Facilitating Exposure to Sign Languages of the World: The Case for Mobile Assisted Language Learning

Facilitare l’esposizione alle lingue dei segni del mondo: Apprendimento delle lingue attraverso dispositivi mobili

Il ricercatore ha cercato di determinare il livello di interesse per le lingue dei segni straniere tra gli adolescenti sordi insieme alle loro preferenze di apprendimento.

I risultati del sondaggio hanno indicato che oltre un terzo degli intervistati non si rendeva conto che l’American Sign Language non fosse universale e che i ragazzi sarebbero potuti essere interessati all’apprendimento delle Lingue dei Segni straniere, per poter viaggiare nel mondo e non necessariamente dal punto di vista scientifico, cioè studiare formalmente, Accademicamente, la lingua Segni.

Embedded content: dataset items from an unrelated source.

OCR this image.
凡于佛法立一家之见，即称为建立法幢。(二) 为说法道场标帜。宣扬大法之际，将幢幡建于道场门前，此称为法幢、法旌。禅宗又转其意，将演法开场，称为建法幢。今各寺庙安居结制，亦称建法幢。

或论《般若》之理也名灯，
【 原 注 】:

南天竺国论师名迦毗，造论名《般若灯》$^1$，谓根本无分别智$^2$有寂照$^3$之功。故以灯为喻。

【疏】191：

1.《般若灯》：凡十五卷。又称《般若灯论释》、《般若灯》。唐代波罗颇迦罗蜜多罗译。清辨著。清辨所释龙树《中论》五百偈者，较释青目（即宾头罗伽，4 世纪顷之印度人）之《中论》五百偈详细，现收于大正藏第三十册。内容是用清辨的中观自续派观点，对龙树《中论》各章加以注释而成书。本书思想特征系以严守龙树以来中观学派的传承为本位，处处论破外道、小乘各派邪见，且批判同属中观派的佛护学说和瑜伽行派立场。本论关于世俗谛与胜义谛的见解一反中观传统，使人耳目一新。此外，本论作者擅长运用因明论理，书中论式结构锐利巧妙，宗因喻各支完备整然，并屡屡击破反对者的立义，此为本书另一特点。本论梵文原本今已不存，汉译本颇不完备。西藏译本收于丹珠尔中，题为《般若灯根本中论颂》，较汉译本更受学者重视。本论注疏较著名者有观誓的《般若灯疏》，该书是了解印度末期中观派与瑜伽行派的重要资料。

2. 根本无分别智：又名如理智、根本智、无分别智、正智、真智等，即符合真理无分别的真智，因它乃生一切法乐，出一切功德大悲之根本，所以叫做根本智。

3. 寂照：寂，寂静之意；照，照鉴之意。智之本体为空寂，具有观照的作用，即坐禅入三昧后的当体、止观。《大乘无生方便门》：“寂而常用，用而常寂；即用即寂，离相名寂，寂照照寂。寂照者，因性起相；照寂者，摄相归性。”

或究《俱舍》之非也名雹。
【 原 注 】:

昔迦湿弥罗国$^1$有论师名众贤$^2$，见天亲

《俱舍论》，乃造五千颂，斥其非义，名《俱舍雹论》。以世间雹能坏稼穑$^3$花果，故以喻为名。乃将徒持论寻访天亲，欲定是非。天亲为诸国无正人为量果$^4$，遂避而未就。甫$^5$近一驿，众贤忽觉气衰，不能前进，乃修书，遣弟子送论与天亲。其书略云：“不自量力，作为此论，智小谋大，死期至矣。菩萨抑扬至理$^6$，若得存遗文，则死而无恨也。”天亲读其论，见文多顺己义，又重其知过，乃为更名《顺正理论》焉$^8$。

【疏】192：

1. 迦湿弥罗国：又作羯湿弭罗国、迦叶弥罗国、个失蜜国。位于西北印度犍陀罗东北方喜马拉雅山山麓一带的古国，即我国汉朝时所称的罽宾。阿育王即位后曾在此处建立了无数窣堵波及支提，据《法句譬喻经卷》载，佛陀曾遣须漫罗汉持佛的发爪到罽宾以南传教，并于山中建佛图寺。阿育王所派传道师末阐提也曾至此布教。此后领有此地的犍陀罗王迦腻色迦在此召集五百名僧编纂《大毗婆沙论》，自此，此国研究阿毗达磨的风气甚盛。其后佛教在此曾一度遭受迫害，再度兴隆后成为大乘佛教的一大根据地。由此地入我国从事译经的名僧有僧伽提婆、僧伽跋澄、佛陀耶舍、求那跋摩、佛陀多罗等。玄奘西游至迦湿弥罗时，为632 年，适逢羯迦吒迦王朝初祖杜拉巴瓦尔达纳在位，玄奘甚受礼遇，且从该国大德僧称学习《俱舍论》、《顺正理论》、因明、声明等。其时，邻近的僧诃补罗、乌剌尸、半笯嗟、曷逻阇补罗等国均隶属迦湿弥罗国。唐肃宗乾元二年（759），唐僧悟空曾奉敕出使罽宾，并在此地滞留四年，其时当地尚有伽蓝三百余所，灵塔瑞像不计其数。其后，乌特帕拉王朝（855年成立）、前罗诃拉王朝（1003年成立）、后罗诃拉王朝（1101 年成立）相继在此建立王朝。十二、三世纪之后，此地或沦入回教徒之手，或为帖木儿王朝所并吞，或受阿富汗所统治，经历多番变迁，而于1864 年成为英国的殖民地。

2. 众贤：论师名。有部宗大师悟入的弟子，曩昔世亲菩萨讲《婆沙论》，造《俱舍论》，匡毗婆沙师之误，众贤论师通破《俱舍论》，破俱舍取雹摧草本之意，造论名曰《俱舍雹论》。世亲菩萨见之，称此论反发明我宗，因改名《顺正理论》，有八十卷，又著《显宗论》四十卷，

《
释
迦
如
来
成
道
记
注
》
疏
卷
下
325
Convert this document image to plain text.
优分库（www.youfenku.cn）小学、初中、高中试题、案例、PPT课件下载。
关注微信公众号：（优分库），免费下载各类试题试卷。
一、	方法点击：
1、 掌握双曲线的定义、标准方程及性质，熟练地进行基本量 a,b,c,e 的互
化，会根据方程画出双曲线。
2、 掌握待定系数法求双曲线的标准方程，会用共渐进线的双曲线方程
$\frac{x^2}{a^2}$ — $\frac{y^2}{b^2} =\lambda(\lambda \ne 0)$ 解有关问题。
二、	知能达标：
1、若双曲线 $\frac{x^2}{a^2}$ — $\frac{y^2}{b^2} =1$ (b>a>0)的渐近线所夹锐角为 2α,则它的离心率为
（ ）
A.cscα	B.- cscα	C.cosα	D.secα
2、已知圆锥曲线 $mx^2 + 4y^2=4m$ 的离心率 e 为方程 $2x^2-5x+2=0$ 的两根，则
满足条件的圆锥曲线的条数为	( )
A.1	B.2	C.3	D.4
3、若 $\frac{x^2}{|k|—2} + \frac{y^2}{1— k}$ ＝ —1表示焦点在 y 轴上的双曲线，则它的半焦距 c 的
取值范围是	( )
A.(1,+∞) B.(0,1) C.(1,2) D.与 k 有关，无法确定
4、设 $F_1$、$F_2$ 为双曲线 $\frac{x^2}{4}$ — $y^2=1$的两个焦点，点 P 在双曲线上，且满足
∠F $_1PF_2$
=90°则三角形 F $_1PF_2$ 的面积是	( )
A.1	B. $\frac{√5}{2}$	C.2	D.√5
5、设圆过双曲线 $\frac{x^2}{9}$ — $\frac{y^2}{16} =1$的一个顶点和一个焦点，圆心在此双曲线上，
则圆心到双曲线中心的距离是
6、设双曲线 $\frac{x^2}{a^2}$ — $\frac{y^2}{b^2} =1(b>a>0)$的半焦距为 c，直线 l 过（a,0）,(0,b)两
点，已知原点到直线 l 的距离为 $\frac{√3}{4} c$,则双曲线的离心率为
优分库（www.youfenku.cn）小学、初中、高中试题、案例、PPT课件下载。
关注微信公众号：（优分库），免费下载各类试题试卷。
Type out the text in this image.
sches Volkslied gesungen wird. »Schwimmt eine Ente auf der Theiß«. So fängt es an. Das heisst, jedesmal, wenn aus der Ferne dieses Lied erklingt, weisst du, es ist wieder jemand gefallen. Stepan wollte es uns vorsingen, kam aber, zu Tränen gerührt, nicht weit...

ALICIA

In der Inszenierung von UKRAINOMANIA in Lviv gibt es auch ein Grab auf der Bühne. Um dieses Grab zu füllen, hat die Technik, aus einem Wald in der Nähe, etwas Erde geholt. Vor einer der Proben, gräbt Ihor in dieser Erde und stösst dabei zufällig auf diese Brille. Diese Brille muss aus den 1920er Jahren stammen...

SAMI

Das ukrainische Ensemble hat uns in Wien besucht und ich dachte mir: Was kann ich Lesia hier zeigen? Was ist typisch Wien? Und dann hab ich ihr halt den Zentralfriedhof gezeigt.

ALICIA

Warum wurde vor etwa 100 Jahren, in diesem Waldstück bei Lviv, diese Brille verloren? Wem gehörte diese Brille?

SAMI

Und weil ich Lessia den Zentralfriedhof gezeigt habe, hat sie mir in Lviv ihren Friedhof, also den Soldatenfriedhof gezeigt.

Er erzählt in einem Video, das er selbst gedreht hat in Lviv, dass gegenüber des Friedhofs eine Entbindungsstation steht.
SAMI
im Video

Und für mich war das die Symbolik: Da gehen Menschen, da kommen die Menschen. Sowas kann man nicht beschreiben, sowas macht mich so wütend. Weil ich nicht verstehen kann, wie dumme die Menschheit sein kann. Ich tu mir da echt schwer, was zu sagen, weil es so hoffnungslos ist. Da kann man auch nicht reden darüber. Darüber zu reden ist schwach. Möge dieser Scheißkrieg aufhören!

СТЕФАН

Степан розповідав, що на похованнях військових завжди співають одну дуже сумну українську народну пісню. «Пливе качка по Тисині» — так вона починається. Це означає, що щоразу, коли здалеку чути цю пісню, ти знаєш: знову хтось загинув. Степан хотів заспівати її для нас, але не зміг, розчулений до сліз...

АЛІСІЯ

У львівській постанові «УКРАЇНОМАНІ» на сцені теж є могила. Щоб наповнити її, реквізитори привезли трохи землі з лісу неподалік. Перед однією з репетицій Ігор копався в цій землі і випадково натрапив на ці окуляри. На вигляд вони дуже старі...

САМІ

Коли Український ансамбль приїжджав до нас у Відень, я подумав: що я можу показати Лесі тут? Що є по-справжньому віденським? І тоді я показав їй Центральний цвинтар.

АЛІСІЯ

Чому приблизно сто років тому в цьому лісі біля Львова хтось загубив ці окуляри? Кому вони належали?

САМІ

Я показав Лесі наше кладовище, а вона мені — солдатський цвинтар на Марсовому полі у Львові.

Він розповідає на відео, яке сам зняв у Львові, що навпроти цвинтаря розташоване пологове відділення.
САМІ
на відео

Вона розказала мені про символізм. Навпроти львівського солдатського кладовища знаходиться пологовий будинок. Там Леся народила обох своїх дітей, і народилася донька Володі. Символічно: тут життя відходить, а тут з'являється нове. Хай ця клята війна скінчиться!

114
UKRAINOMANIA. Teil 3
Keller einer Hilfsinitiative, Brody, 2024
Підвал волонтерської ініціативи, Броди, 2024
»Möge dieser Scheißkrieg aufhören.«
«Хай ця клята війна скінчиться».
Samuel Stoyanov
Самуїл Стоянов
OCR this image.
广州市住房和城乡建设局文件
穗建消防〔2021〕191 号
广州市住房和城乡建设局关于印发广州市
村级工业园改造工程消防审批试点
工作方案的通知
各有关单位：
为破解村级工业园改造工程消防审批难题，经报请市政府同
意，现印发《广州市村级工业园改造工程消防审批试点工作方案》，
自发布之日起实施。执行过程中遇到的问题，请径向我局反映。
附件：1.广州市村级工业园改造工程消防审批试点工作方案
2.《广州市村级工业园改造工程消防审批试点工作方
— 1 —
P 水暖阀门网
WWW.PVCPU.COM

Questi studenti hanno inoltre indicato che preferirebbero studiare una lingua dei segni straniera attraverso modalità multimediali, piuttosto di una tradizionale lezione frontale.

Becky Sue Parton
Walden University, Minneapolis, Minnesota, USA

http://www.jite.org/documents/Vol13/JITEv13IIPp013-024Parton0396.pdf

Foreign sign language instruction is an important, but overlooked area of study. Thus the purpose
of this paper was two-fold. First, the researcher sought to determine the level of knowledge and
interest in foreign sign language among Deaf teenagers along with their learning preferences.
Results from a survey indicated that over a third of the respondents did not realize that American
Sign Language was not universally used around the world. Another key finding from the survey
is that Deaf students are interested in learning foreign sign languages particularly from the perspective of a potential world traveler and not necessarily from the perspective of someone who
wants to formally study the language for college credit. These students further indicated that they
would prefer to study a foreign sign language through multimedia formats, including mobile
learning, as opposed to a traditional face-to-face class. Thus the second purpose of the study was
to design a prototype mobile app to provide foreign sign language learning opportunities for use
individually or as part of a high school enrichment program. An emerging technology tool,
AppShed, was used to develop the prototype, which is cross-platform. The prototype was designed to feature 25 words and phrases related to travel in four different sign languages. Video
clips from native signers were identified for inclusion. In keeping with best practices for mobile
language learning, an interactive component was also included in the prototype whereby users
could produce their own videos for expressive practice. Further research needs to be conducted
on the app’s features and potential integration into formal classroom settings.